TJ Hurley

Personal information
- Born: May 26, 2004 (age 22)
- Listed height: 6 ft 5 in (1.96 m)
- Listed weight: 190 lb (86 kg)

Career information
- High school: E. L. Crossley Secondary School (Fonthill, Ontario); The Rock School (Gainesville, Florida);
- College: Vermont (2022–2026)
- NBA draft: 2026: undrafted
- Position: Shooting guard

Career highlights
- America East Player of the Year (2026); 2× First-team All-America East (2025, 2026); America East All-Defensive Team (2026);

= TJ Hurley =

Canadian basketball player (born 2004)

Thomas "TJ" Hurley (born May 26, 2004) is a Canadian basketball player. He played college basketball for the Vermont Catamounts.

== High school career ==
Hurley grew up in Ontario and attended E. L. Crossley Secondary School.

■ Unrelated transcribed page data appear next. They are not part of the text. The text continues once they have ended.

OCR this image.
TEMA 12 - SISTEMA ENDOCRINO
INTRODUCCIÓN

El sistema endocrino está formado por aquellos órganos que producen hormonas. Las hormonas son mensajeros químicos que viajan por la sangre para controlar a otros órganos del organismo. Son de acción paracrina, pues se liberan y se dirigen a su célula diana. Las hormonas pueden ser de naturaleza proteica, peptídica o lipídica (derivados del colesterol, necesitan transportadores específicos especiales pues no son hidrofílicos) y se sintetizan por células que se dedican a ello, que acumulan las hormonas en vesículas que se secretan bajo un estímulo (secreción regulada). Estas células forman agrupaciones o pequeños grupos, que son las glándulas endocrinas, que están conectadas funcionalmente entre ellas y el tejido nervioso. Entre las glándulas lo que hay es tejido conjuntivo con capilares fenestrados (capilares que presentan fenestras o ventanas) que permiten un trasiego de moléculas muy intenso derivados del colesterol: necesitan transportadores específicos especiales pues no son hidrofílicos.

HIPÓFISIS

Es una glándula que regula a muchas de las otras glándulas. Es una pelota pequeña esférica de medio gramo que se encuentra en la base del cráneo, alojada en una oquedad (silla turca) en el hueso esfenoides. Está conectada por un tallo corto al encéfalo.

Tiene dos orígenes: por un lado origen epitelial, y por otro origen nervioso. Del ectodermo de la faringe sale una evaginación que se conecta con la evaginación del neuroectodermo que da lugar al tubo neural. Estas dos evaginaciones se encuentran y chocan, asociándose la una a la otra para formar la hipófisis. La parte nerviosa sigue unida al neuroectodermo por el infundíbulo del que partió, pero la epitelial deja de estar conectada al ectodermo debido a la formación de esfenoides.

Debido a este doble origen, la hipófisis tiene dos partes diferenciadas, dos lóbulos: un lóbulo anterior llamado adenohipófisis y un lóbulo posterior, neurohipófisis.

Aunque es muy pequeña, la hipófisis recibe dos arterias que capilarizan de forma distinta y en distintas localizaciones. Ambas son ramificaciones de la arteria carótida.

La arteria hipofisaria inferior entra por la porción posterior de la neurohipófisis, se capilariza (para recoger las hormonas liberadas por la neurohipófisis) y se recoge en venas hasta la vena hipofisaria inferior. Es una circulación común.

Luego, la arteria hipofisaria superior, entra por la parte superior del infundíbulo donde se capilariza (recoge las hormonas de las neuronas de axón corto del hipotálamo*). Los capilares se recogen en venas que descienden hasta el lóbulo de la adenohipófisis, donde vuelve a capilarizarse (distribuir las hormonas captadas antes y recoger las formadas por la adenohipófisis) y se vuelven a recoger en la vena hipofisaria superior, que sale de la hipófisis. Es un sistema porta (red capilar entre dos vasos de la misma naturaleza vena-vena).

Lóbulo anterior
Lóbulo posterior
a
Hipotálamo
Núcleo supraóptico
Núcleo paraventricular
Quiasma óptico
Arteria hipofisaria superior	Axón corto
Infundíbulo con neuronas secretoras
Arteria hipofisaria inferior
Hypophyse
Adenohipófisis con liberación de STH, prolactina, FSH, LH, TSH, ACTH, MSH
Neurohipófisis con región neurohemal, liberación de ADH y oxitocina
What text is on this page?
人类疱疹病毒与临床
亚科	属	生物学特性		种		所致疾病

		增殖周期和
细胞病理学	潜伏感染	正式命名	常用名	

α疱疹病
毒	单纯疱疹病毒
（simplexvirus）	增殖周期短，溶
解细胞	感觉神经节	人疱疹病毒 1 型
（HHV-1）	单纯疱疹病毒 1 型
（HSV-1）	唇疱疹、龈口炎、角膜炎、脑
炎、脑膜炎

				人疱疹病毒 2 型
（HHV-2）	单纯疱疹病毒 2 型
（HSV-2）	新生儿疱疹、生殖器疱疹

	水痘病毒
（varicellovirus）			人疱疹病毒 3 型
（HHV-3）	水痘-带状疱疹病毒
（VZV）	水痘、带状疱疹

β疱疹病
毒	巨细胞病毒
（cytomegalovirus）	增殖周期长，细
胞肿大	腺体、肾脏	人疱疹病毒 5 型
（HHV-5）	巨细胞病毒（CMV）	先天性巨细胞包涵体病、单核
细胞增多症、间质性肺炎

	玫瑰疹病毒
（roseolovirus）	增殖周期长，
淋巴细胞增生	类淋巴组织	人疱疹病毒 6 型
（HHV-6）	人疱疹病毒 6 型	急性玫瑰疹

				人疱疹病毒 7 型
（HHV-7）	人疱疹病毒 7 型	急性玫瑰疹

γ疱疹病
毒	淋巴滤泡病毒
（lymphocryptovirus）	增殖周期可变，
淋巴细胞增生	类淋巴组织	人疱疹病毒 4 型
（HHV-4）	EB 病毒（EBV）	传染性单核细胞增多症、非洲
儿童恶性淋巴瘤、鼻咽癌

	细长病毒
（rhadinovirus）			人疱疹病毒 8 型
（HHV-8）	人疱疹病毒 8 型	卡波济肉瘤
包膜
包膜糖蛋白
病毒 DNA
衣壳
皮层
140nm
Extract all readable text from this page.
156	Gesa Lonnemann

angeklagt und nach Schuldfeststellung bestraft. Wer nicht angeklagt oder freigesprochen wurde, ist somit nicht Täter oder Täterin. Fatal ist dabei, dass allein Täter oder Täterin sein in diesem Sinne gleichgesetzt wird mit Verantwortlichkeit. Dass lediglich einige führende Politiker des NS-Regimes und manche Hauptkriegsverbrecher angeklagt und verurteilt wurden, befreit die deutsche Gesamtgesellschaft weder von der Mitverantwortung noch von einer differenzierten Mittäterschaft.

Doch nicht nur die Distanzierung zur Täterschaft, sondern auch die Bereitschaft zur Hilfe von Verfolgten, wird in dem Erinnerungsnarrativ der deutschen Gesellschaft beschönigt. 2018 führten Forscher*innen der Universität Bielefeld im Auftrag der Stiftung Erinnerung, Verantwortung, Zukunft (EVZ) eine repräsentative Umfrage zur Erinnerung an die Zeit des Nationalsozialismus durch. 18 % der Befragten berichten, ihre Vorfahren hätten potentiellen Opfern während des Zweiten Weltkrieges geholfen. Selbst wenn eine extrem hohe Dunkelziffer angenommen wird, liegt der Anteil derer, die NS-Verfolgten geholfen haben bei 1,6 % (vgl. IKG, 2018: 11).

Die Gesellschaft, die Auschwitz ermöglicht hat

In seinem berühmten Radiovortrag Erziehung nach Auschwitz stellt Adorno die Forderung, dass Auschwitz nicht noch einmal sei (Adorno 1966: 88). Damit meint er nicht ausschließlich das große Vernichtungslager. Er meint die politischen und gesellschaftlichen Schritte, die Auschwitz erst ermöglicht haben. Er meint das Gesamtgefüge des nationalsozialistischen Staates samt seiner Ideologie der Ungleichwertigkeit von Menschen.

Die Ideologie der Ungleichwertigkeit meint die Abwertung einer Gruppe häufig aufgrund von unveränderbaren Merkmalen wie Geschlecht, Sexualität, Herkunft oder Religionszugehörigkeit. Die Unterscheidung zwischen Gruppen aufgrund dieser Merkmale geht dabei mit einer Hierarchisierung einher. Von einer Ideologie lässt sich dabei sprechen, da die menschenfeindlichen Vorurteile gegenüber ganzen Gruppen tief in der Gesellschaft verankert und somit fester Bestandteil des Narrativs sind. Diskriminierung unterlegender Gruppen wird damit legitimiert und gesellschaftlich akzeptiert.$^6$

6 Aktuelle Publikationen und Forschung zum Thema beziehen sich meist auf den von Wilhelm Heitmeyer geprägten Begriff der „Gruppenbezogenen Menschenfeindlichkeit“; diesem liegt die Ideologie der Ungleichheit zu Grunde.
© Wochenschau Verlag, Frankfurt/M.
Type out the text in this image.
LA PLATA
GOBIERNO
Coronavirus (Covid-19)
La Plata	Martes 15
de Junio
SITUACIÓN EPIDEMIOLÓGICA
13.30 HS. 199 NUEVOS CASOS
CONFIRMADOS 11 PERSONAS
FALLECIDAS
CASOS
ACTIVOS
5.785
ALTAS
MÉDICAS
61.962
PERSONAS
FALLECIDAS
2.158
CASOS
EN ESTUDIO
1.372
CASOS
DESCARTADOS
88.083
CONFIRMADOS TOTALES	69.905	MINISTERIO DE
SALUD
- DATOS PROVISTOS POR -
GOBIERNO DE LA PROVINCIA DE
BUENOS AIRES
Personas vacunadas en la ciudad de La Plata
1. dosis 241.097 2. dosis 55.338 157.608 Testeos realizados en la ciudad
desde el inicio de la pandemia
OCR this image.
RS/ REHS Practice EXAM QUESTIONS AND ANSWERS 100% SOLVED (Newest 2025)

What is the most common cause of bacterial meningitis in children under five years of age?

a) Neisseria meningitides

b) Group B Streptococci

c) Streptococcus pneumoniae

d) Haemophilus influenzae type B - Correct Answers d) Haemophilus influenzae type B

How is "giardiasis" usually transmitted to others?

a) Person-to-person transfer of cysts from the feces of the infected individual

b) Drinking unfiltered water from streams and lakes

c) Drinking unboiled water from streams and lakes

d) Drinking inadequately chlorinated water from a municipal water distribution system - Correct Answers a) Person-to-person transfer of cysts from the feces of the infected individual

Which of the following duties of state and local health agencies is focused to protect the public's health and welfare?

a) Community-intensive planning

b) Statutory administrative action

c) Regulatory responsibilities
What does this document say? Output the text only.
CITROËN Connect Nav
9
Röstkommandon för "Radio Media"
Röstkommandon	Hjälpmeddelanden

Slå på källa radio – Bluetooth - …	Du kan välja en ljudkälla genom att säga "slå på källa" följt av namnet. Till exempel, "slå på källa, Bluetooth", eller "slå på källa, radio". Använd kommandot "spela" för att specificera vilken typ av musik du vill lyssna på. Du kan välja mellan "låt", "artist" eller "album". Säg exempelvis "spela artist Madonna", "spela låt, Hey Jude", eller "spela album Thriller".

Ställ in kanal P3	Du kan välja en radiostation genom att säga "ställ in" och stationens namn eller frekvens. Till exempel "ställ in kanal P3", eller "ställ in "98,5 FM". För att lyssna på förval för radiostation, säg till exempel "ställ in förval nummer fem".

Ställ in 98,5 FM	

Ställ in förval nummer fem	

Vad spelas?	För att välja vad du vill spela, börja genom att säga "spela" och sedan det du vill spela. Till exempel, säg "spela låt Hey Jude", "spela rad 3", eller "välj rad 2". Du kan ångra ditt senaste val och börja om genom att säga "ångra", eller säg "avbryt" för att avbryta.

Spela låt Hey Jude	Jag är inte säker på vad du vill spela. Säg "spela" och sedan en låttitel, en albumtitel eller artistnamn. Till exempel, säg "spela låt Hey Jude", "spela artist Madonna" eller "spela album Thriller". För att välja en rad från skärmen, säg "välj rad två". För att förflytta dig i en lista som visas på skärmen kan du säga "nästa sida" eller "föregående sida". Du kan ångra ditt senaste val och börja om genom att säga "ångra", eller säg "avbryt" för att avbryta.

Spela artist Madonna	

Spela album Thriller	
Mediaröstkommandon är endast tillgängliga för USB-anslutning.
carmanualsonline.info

He played his senior season at The Rock School under coach Justin Harden. He lived with a host family and averaged 15 points per game. Hurley committed to play college basketball at Vermont after considering offers from UNC Wilmington, Fairfield, Florida Gulf Coast and NJIT.

== College career ==
As a freshman, Hurley averaged 5.1 points and 1.7 rebounds per game and a 41.2 three-point percentage, earning America East All-Rookie Team honors. He averaged 7.4 points and 2.7 rebounds per game as a sophomore. Hurley averaged 15.8 points, 2.4 rebounds, and 1.3 assists per game as a junior. He was named to the First Team All-America East. As a senior, Hurley was twice named America East player of the week and received America East Player of the Year honors. He averaged 15 points and 3.5 rebounds per game.

== National team career ==
Hurley participated in the 2023 FIBA U-19 World Cup in Debrecen, Hungary, representing the Canada men's national under-19 basketball team. He came off the bench and helped the team to a seventh-place finish.